"Jeden Samstag
Music" 
Music Every Saturday
The Ethnic Legacy
The musical traditions
fostered by German speaking immigrants are forever woven into the cultural
fabric of Wisconsin. As much a part of Wisconsin as the stereotypical
cheese, beer, and brats are today’s overtly ethnic musical activities
of polka bands and Swiss-American yodelers. This section of the exhibit
looks at examples of German and Swiss traditional music as it has been
practiced in Wisconsin since the 1920s.
The delightful mixture
of German and English (with its misspelled “Music” for the
German Musik) found on the small 1930s advertising card for Hans Muehlbauer’s
Milwaukee tavern could almost act as a metaphor for the evolution of German
traditional music brought to the United States; sometimes it’s German,
sometimes it’s American, sometimes it’s a blend of both.
This
blending of German and English is no more evident than in the activities
of Jack Bundy, a Milwaukee radio announcer in the 1930s and ‘40s.

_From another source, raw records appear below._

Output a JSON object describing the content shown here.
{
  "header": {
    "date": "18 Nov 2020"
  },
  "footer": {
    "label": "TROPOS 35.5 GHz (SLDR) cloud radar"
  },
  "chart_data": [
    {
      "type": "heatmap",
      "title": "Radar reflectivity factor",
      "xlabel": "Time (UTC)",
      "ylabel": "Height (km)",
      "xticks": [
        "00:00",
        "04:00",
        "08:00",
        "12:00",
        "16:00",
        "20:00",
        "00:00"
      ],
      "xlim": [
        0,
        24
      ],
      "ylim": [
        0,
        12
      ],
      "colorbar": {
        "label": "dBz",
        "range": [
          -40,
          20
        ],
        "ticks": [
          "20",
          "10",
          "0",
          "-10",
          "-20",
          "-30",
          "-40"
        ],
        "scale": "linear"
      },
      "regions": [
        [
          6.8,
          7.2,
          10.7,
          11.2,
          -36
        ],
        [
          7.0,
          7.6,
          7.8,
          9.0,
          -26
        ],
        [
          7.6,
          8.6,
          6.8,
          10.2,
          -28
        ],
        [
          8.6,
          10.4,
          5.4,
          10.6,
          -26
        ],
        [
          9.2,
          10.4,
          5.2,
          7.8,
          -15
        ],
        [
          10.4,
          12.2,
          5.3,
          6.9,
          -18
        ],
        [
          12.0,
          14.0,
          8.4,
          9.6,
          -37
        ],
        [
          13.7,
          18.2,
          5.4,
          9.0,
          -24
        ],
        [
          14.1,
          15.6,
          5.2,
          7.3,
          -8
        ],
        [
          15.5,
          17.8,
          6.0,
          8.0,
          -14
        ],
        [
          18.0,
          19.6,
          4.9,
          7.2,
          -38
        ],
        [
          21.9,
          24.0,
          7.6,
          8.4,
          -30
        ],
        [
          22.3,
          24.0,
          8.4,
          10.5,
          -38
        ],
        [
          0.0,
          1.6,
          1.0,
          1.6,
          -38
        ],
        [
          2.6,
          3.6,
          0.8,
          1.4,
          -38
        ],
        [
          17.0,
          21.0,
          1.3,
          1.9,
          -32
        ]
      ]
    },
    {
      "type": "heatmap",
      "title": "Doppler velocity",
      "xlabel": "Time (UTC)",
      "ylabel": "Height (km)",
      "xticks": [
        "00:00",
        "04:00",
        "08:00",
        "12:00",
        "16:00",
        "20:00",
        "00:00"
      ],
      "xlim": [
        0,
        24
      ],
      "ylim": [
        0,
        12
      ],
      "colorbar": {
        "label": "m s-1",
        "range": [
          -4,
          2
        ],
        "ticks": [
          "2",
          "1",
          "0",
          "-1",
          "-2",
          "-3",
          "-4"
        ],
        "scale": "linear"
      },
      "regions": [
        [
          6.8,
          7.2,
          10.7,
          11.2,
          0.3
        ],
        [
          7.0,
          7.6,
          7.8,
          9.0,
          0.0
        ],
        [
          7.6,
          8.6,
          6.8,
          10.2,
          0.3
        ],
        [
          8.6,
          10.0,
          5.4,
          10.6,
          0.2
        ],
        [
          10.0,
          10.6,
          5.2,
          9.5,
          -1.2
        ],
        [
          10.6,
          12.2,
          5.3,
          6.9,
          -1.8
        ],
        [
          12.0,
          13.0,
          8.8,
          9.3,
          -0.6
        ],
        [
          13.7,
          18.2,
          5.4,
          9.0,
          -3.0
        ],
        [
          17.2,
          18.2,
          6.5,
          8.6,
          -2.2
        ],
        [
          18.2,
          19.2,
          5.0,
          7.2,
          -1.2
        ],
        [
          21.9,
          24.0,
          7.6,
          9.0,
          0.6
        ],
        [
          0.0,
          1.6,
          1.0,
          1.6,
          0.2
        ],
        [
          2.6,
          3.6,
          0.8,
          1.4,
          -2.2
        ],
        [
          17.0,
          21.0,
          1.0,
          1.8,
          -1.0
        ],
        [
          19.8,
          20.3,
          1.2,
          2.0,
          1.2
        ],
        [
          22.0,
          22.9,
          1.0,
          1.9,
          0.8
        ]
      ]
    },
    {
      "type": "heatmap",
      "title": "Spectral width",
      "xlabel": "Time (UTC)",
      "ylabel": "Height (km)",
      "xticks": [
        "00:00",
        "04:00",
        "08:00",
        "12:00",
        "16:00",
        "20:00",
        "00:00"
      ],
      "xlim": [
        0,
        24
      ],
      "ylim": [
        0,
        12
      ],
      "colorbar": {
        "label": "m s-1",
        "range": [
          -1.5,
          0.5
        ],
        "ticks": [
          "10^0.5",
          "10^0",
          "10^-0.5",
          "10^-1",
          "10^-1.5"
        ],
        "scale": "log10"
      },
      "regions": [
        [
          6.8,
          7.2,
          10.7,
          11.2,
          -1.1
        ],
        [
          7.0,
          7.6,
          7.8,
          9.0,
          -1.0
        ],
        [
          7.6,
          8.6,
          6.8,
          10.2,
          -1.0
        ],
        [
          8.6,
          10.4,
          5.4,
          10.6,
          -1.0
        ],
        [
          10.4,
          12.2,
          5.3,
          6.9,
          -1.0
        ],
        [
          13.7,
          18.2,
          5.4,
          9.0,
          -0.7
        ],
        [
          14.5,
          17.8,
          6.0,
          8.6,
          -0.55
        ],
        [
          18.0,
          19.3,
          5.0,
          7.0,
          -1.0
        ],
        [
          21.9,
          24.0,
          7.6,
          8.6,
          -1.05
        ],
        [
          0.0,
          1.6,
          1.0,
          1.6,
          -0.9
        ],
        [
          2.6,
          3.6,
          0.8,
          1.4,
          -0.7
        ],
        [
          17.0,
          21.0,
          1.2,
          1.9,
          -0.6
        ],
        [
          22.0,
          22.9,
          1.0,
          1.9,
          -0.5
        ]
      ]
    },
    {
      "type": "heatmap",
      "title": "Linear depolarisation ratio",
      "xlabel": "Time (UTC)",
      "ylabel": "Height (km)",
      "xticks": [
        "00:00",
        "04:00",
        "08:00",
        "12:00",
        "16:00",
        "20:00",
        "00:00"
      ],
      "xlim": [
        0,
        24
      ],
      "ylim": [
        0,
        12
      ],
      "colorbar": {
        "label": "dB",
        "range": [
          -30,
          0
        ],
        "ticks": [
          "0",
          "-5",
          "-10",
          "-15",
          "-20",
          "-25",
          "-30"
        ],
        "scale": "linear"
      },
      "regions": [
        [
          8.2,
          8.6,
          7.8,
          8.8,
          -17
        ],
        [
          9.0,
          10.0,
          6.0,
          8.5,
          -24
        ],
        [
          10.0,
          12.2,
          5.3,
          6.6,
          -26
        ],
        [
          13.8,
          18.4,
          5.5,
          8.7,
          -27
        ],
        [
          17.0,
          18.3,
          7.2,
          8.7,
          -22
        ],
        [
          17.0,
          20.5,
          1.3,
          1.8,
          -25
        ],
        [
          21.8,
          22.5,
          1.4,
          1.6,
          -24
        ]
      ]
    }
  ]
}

For comedic effect, Bundy adopted a German persona as leader of “Heinie
und his Grenadiers,” a band which featured performances of German
folk music on its regular radio broadcasts.
The band was immensely
popular and made recordings for Decca and Coral Records. Heinie responded
to listener mail with post cards which included his photograph and a brief
message employing his characteristic parody of the German-American accent
and phrase structure: “Ve hopes you keep listenin’ in, unt
dot you writes again, so often vot you like.”
The Alte Kamaraden
Band from Freistadt, Wisconsin was organized in 1942, but the roots of
the group reach well back into the nineteenth century when the city was
settled by Lutheran dissenters from Pomerania and Brandenburg. By the
mid-1970s, the band consisted of fourth and fifth generation German-Americans
performing a repertoire featuring “the old traditional music that
the forefathers…brought with them from Germany.” Still active,
the band has toured across the United States and performed in Germany
on numerous occasions.
Wisconsin’s
Green County was the destination of thousands of nineteenth century German-speaking
Swiss immigrants. The cities of Monroe and New Glarus celebrate this rich
Swiss heritage in their architecture, restaurants, and of course, in their
music-making.
A unique part of
their musical activity has included the formation of yodel clubs, an idea
which originated in Switzerland but quickly leaped the Atlantic. In
1921 a club was formed in Monroe and by 1928 another had emerged in nearby
New Glarus.
The
German or “Dutchman” style is one of several distinctive varieties
of polka music common in Wisconsin. Among the many prominent polka musicians
who performed in this style were the Syl Groeschl Band from Calumetville.